Introduction
In recent years, influenced by various environmental factors, the communications industry has begun to focus on drone collaborative communications. Initial assumptions about drone links were: 1) use the U-V frequency band for point-to-point remote control; 2) use existing WiFi for video transmission. Practical use reveals drone communications are more complex than traditional systems.
Video Transmission
Most commercial drones use video transmission. To achieve high-definition video, systems try to transmit as much data as possible within a fixed bandwidth, which stresses limited spectrum resources.
Single-carrier modulation has been noted as suitable for some air-to-ground links because it can avoid multipath concerns. However, drones form a real-time mobile communication system; motion introduces significant multipath effects that must be addressed.
Is OFDM the right choice? In many mobile scenarios, OFDM can show degraded performance, so the drone industry typically uses COFDM.
What Is COFDM
COFDM is described as a modulation approach that combines OFDM with forward error correction. OFDM effectively handles channel-selective fading in multipath environments but can struggle with flat fading. Adding channel coding to OFDM to address that issue is what forms COFDM.

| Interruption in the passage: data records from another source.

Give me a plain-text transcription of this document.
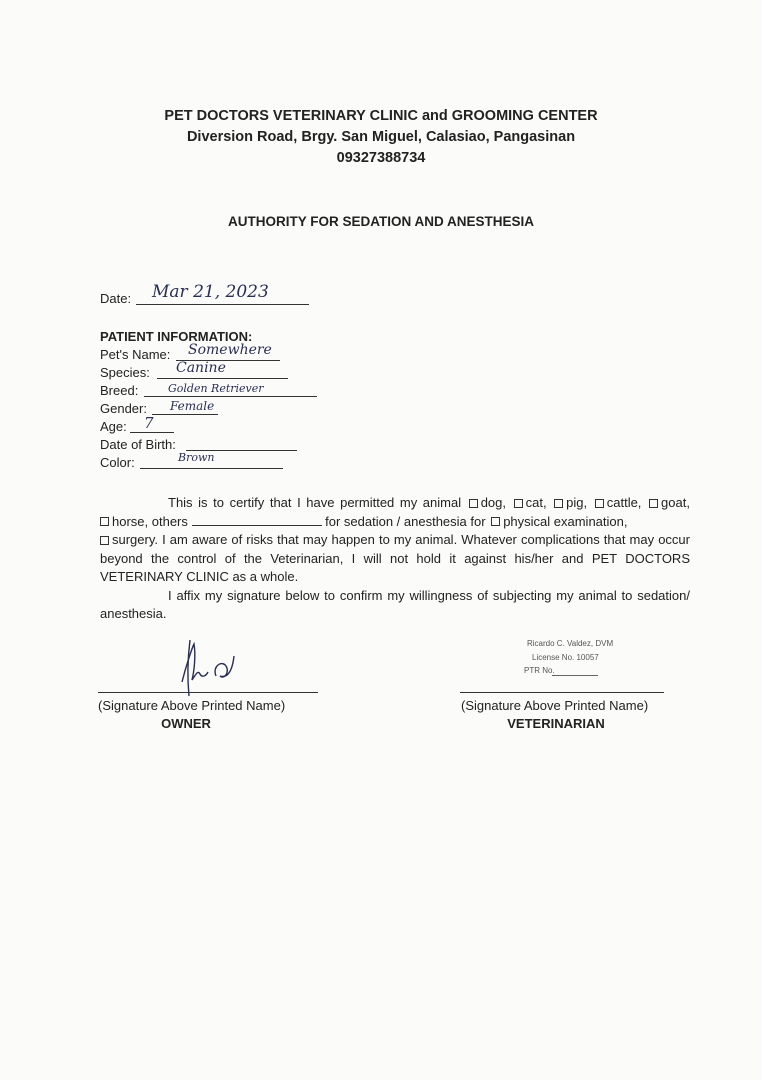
PET DOCTORS VETERINARY CLINIC and GROOMING CENTER
Diversion Road, Brgy. San Miguel, Calasiao, Pangasinan
09327388734
AUTHORITY FOR SEDATION AND ANESTHESIA
Date: Mar 21, 2023
PATIENT INFORMATION:
Pet's Name: Somewhere
Species: Canine
Breed:	Golden Retriever
Gender: Female
Age: 7
Date of Birth:
Color:	Brown
This is to certify that I have permitted my animal dog, cat, pig, cattle, goat,
horse, others	for sedation / anesthesia for physical examination,
surgery. I am aware of risks that may happen to my animal. Whatever complications that may occur beyond the control of the Veterinarian, I will not hold it against his/her and PET DOCTORS VETERINARY CLINIC as a whole.
I affix my signature below to confirm my willingness of subjecting my animal to sedation/ anesthesia.
(Signature Above Printed Name)
OWNER
Ricardo C. Valdez, DVM
License No. 10057
PTR No.
(Signature Above Printed Name)
VETERINARIAN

COFDM makes efficient use of channel bandwidth and avoids the need for high-speed equalizers and strong burst-noise protection. In COFDM, a single data stream is transformed into multiple lower-rate streams, each sent on a subcarrier. Subcarriers are separated via FFT so that orthogonal waveforms can be maintained even with interleaving. In practical terms, COFDM adds redundancy through error-correcting codes, reducing the probability of data loss. In short, COFDM includes internal FEC and is more reliable for communications on the move than plain OFDM.
RF Considerations and Linearity
From an RF perspective, COFDM is still an OFDM-based waveform; its advantages are primarily in interference resilience. Peak-to-average power ratio does not change relative to OFDM, and drone terminals demand very high efficiency. Distant links and long standby times require drone transmitters to use linearization techniques.

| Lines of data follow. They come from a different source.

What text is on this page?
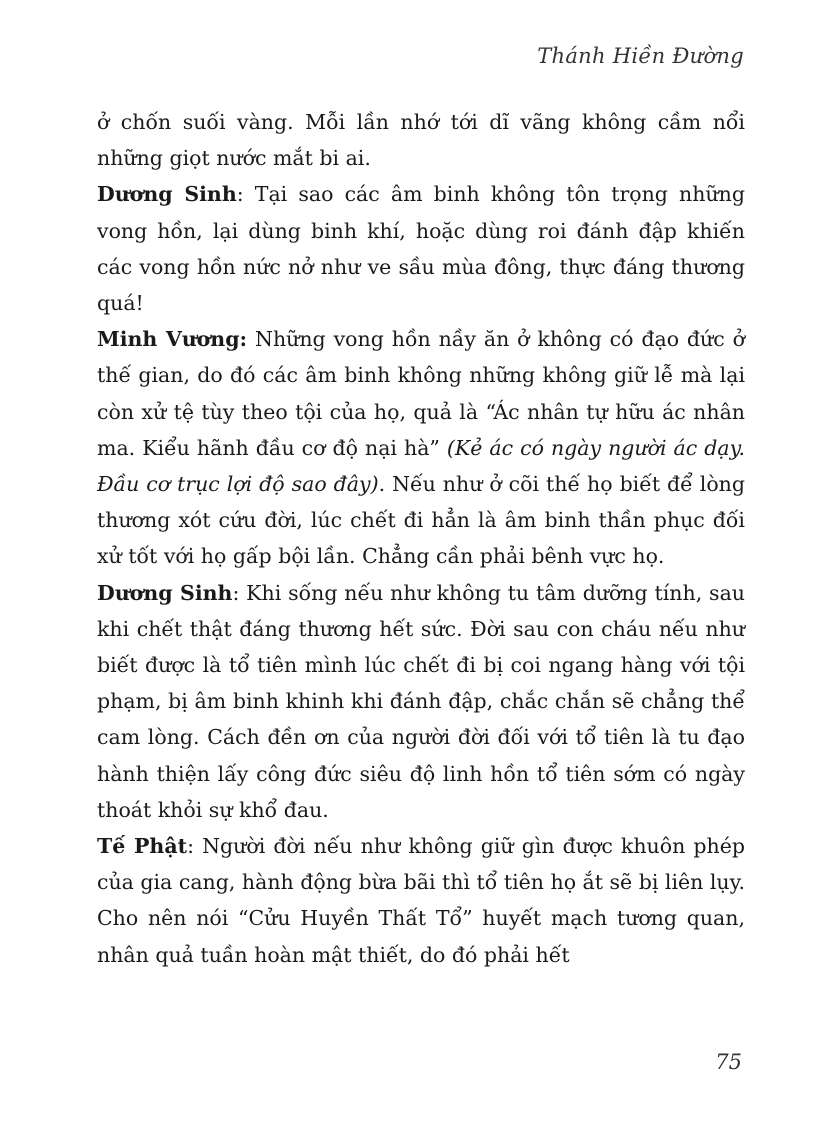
Thánh Hiền Đường

ở chốn suối vàng. Mỗi lần nhớ tới dĩ vãng không cầm nổi những giọt nước mắt bi ai.

Dương Sinh: Tại sao các âm binh không tôn trọng những vong hồn, lại dùng binh khí, hoặc dùng roi đánh đập khiến các vong hồn nức nở như ve sầu mùa đông, thực đáng thương quá!

Minh Vương: Những vong hồn nầy ăn ở không có đạo đức ở thế gian, do đó các âm binh không những không giữ lễ mà lại còn xử tệ tùy theo tội của họ, quả là “Ác nhân tự hữu ác nhân ma. Kiểu hãnh đầu cơ độ nại hà” (Kẻ ác có ngày người ác dạy. Đầu cơ trục lợi độ sao đây). Nếu như ở cõi thế họ biết để lòng thương xót cứu đời, lúc chết đi hẳn là âm binh thần phục đối xử tốt với họ gấp bội lần. Chẳng cần phải bênh vực họ.

Dương Sinh: Khi sống nếu như không tu tâm dưỡng tính, sau khi chết thật đáng thương hết sức. Đời sau con cháu nếu như biết được là tổ tiên mình lúc chết đi bị coi ngang hàng với tội phạm, bị âm binh khinh khi đánh đập, chắc chắn sẽ chẳng thể cam lòng. Cách đền ơn của người đời đối với tổ tiên là tu đạo hành thiện lấy công đức siêu độ linh hồn tổ tiên sớm có ngày thoát khỏi sự khổ đau.

Tế Phật: Người đời nếu như không giữ gìn được khuôn phép của gia cang, hành động bừa bãi thì tổ tiên họ ắt sẽ bị liên lụy. Cho nên nói “Cửu Huyền Thất Tổ” huyết mạch tương quan, nhân quả tuần hoàn mật thiết, do đó phải hết

75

Drones typically have much longer communication ranges than mobile phones. Uplink can be command-oriented, but downlink often requires transmission of large volumes of high-definition video. That means drone transmitters need both high output power and good linearity.
Many drone systems therefore adopt digital predistortion, or DPD, to improve transmitter efficiency while maintaining linearity. From the modulation viewpoint, drone private-network waveforms differ from public networks, but from RF design, the main changes are related to linearity and efficiency rather than a complete redesign of RF architecture.
Conclusions
Wideband communication is an unavoidable trend for private networks, and drones serving as cooperative relay points is a key research direction. Terminal efficiency and linearity are central technical challenges. While some consider there is little left to do in communications, for private networks the issues of linearity and efficiency remain open engineering problems. Some organizations in China should consider external technologies rather than remain inward-looking.